Monday, February 20, 2012

The Difference Engine by William Gibson and Bruce Sterling

I just finished one of the supposed founding classics of the steampunk genre, and I didn't understand it. The Difference Engine is by Bruce Sterling and William Gibson (who also wrote Neuromancer). I am not entirely sure of the relationship between Neuromancer being one of the defining books of the "cyberpunk" genre and The Difference Engine being one of the defining books of the "steampunk" genre, but I think "steampunk" was coined after "cyberpunk," and in relation to it.

On a side note, I didn't underline any of my book titles. I learned somewhere that I was supposed to do that, but it seems like a waste of time and effort. I dislike underlining anything, or even "bolding" anything. Italics and quotation marks are permitted.

Moving on.

I believe the concept of The Difference Engine (should I be capitalizing the "The" every time since it is technically in the title?) is that Charles Babbage, an actual historical person, hypothesized about the creation of some sort of rudimentary computer, called the difference engine, and then went from there to the analytical engine. In real life these were never built. In the story, we have massive ancient computer-like systems that aid in running the world around 1855. People have numbers that contain reports on them. The Engines perform a great deal of computing, including things as mundane as the production of music and printing pictures of people for use on their cards. The government institutions all have Engines.

It took me far into the book before I was even sure what the plot was, and it wasn't until I reached the end that I was even sure what it was about. And then only slightly. The book follows a few different people with about three to four narrative voices and some abstract narration thrown in for good measure. The stories might only be connected by a chance meeting and a small box of punch cards used to program the Engines. However, nobody even knows what these cards do until the end of the book.

Somewhere in the middle we get a strong picture of London at the time and the unwashed, unhappy masses that inhabit it. I see some of Gibson's flair for the creation of a scene in a way that leaves you there in the midst of polluted London during an event they called "The Stink," choking on the thick fog right along with the main character. You start to feel the frenzy as the fumes drive out the authority and shroud the streets in anonymity, where shop owners who haven't fled are protecting their shops with rifles, gambling rings crop up right out in the open, poor people tear apart a steam gurney left un-watched. Unable to escape and prodded by the socialist doctrines of an agitator, they take to the street violently, like wild dogs.

Much of the narrative does not seem to relate to the events that surround the characters, the things they struggled for. The punch cards are barely mentioned and are merely a pawn in some of the confrontations. The narrative instead peels back the facing on the characters, revealing their strengths, weaknesses, motivations, hidden sins. Some are never in the forefront and you learn about them through gossip and have to choose what to believe yourself. It is a cross-section of humanity, showing some of them at their worst.

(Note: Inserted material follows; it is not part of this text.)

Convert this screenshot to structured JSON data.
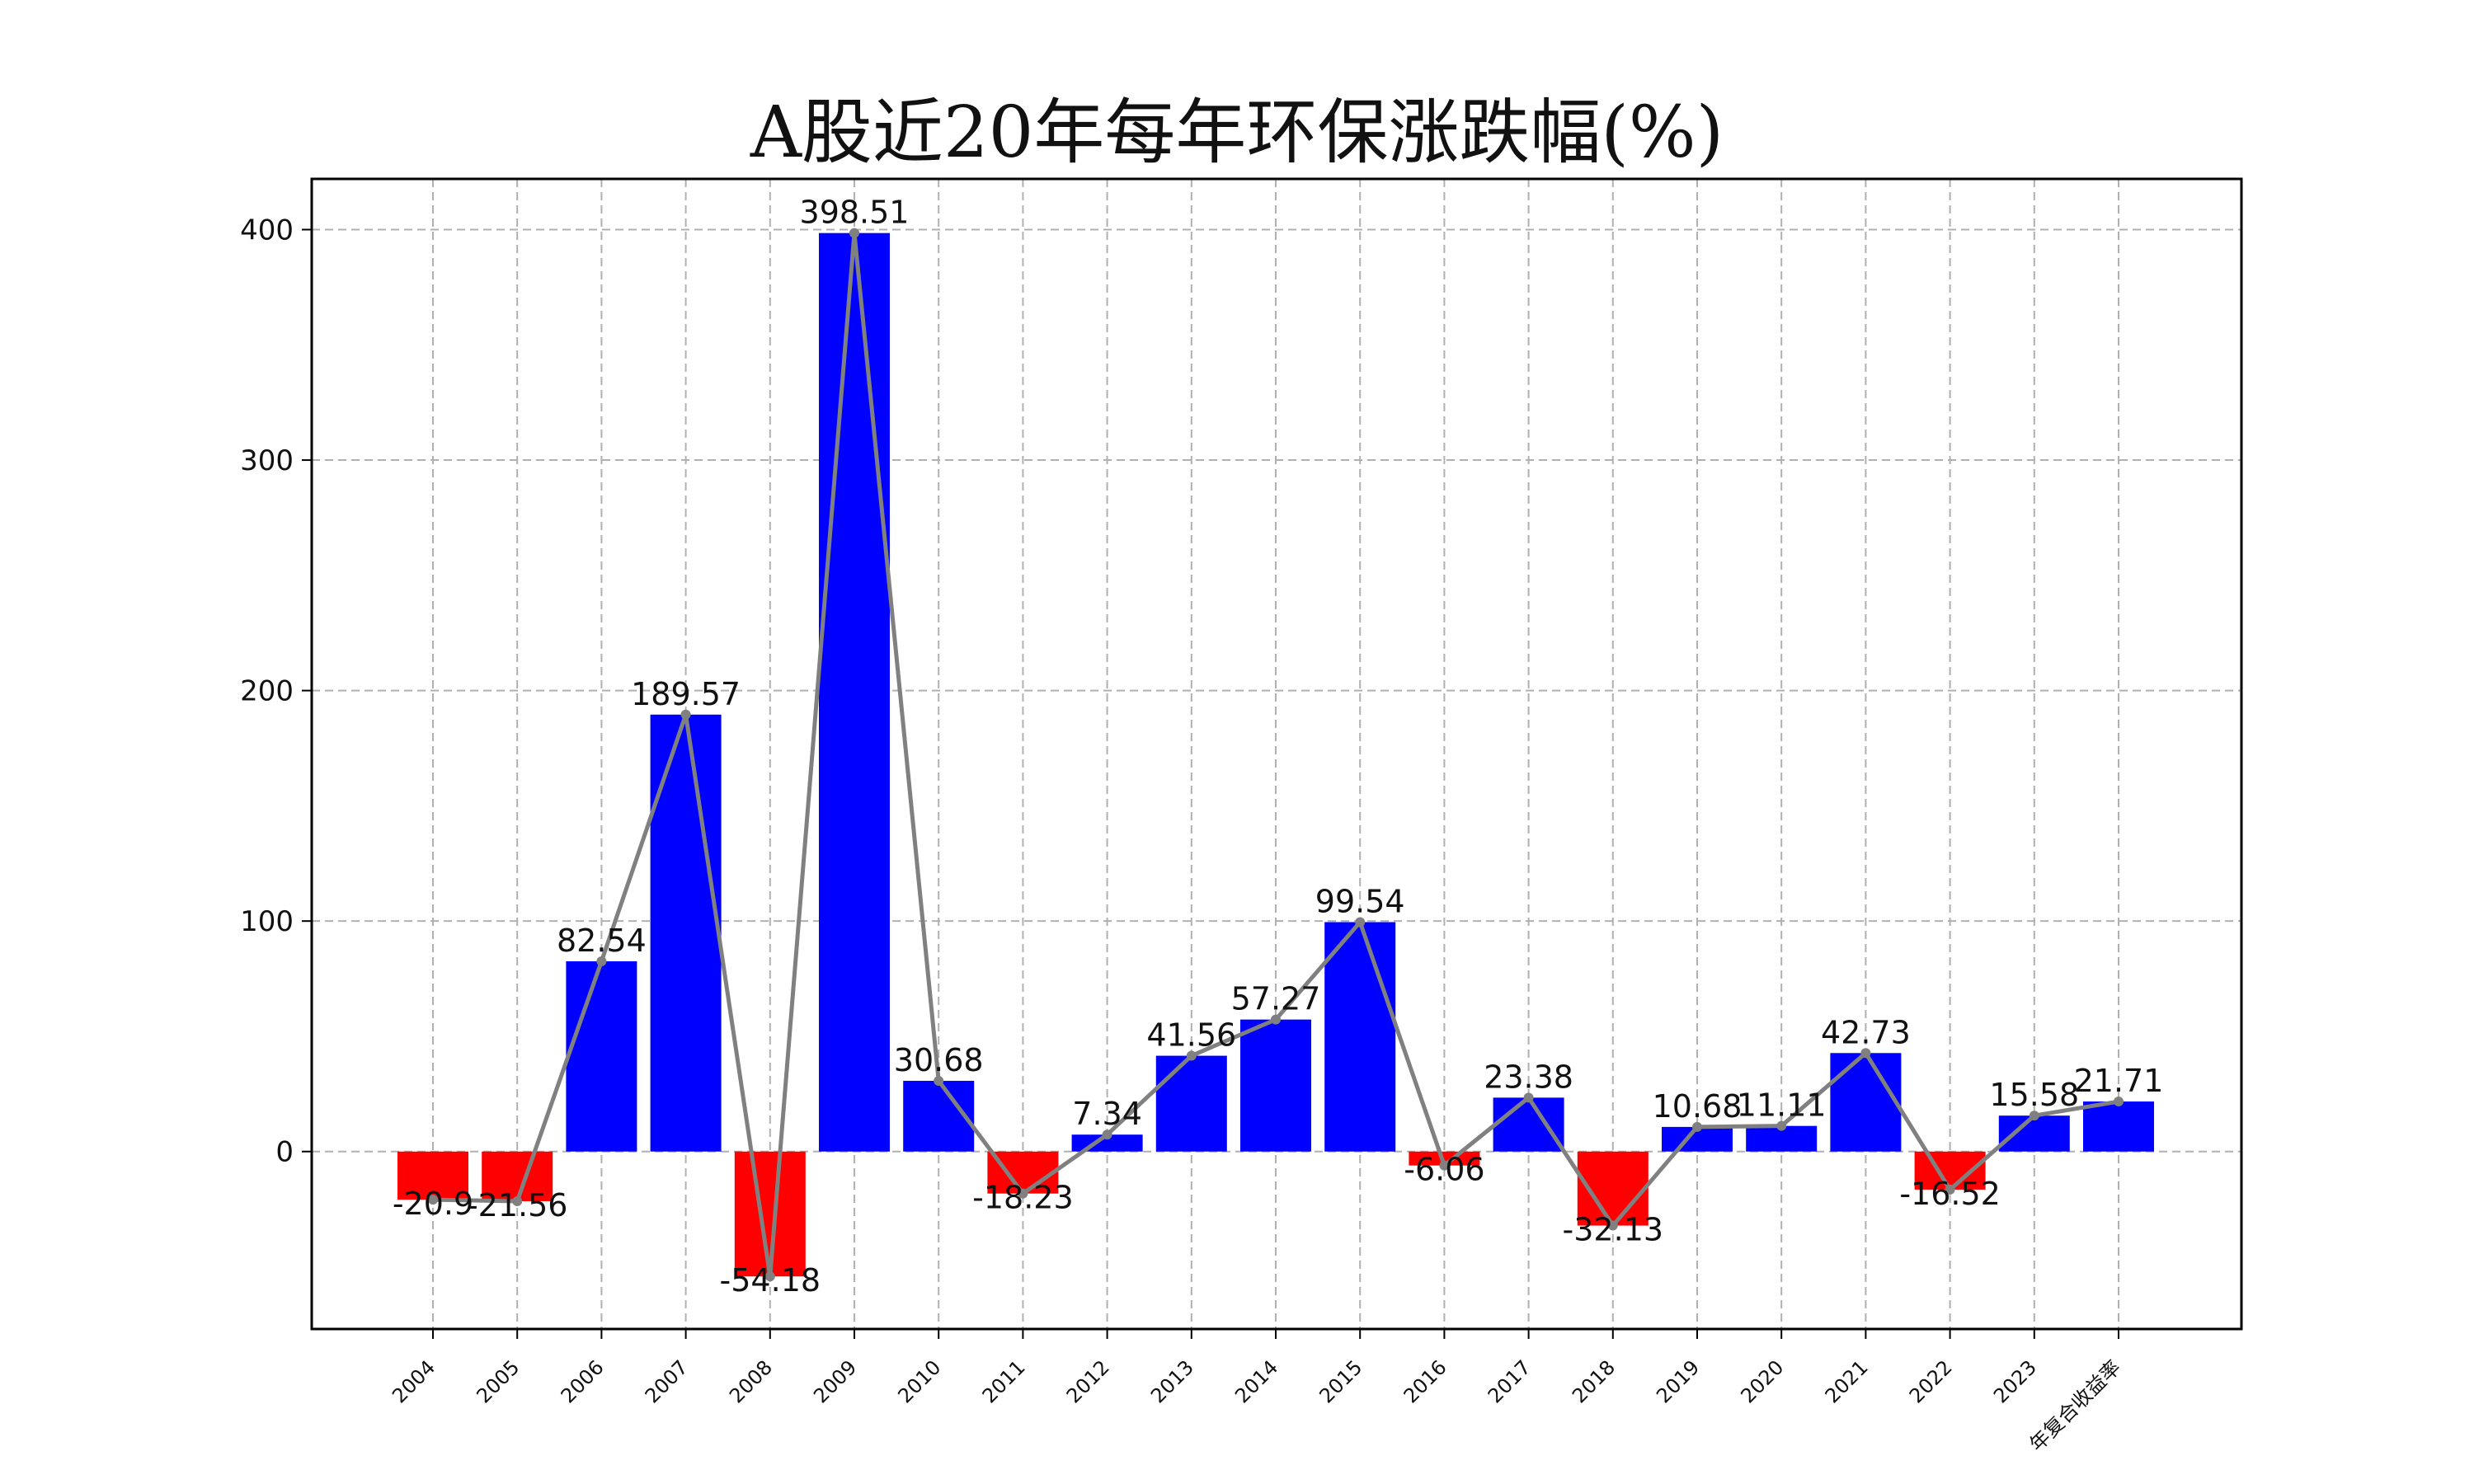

The end is what some people have termed "dystopian," though I didn't much understand it. For some of the characters, their lives ended well. Mallory, the most featured character, lives to be a relatively old man of scientific success. Sybil grows old in her haven in France. But the ending, which seemed to be a collection articles, letters, and recollections, reveals the nature of the cards and the nature of some of the big names in the story, the leaders, the ones previously held in awe. Even the leaders can be sinners. And then at the end, there is a brief section of narrative that jumps you forward to 1990. Perhaps it would be better to quote. Even though it is Wikipedia.

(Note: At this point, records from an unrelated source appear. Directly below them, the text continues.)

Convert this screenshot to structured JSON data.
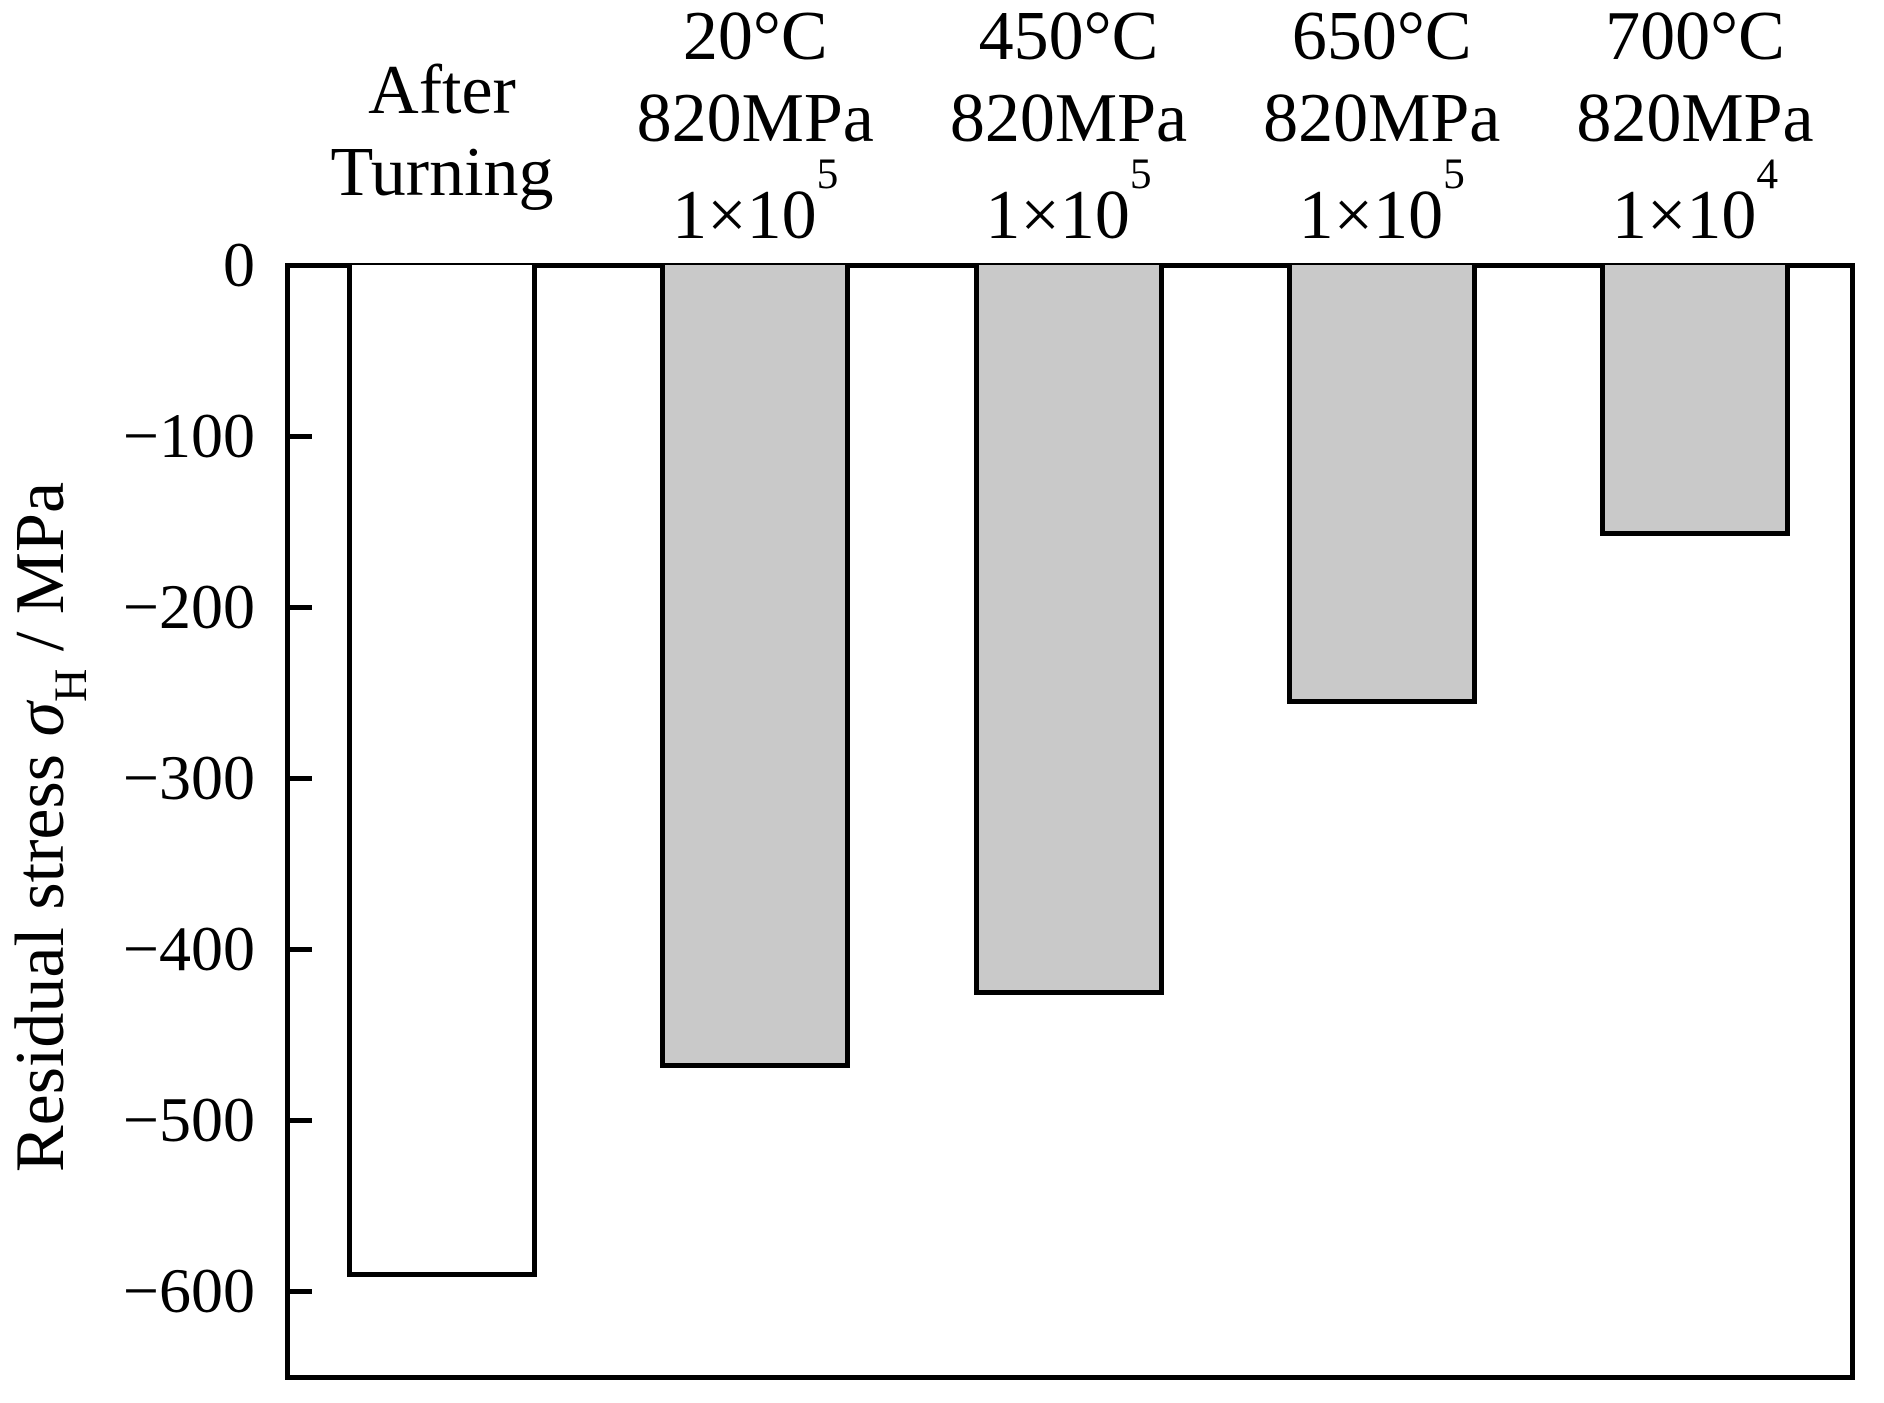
{
  "chart_data": {
    "type": "bar",
    "title": "",
    "ylabel": "Residual stress σH / MPa",
    "ylabel_parts": {
      "prefix": "Residual stress ",
      "sigma": "σ",
      "sigma_sub": "H",
      "suffix": " / MPa"
    },
    "ylim": [
      -650,
      0
    ],
    "ytick_interval": 100,
    "yticks": [
      0,
      -100,
      -200,
      -300,
      -400,
      -500,
      -600
    ],
    "ytick_labels": [
      "0",
      "−100",
      "−200",
      "−300",
      "−400",
      "−500",
      "−600"
    ],
    "grid": false,
    "legend": null,
    "categories": [
      {
        "label": "After Turning",
        "lines": [
          "After",
          "Turning"
        ],
        "sup": ""
      },
      {
        "label": "20C 820MPa 1e5",
        "lines": [
          "20°C",
          "820MPa",
          "1×10"
        ],
        "sup": "5"
      },
      {
        "label": "450C 820MPa 1e5",
        "lines": [
          "450°C",
          "820MPa",
          "1×10"
        ],
        "sup": "5"
      },
      {
        "label": "650C 820MPa 1e5",
        "lines": [
          "650°C",
          "820MPa",
          "1×10"
        ],
        "sup": "5"
      },
      {
        "label": "700C 820MPa 1e4",
        "lines": [
          "700°C",
          "820MPa",
          "1×10"
        ],
        "sup": "4"
      }
    ],
    "values_mpa": [
      -590,
      -468,
      -425,
      -255,
      -157
    ],
    "bar_fills": [
      "#ffffff",
      "#c9c9c9",
      "#c9c9c9",
      "#c9c9c9",
      "#c9c9c9"
    ],
    "bar_border_color": "#000000",
    "axis_color": "#000000",
    "background_color": "#ffffff"
  }
}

"At the very end of the novel, there is a dystopian depiction of an alternate 1991 from the vantage point of Ada Lovelace. Throughout the novel's latter sections, there are references to an "Eye". At the end of the novel, human beings appear to have become digitized, ephemeral ciphers at the mercy of a sentient artificial intelligence." - Wikipedia.org

The book says something along the lines of "Paper-thin faces billow like sails, twisting, yawning, tumbling through the empty streets, human faces that are borrowed masks, and lenses for a peering Eye. And when a given face has served its purpose, it crumbles, frail as ash, bursting into a dry foam of data, its constituent bits and motes." - The Difference Engine

Surging humanity, all meaningless to the computer-thing that watches them, the computer-thing that gains sentience. I take to meant that their once great Engines, hailed as progress, the future, science, the epitome of knowledge and reason has somewhat turned against them and they become like pieces of a machine to the new consciousness, useful only in their time, life surging meaninglessly past them in their busy circles.

Sorry for the long sentences. I am still attempting to wrap my head around this book. All in all, it is an entertaining read. There is a complete world in it with many different inventions and political climates that are different from us and it is entertaining to see it unfold. I was actually curious about more of those and wanted to see more of the differences. The characters, while not always likable, are raw and realistic and you might find yourself rooting for one, encouraging them through the confusion that is their place in the story. And it makes you think.

Overall, then, a good book. Somewhat graphic in nature, so I recommend only to adults. Not David.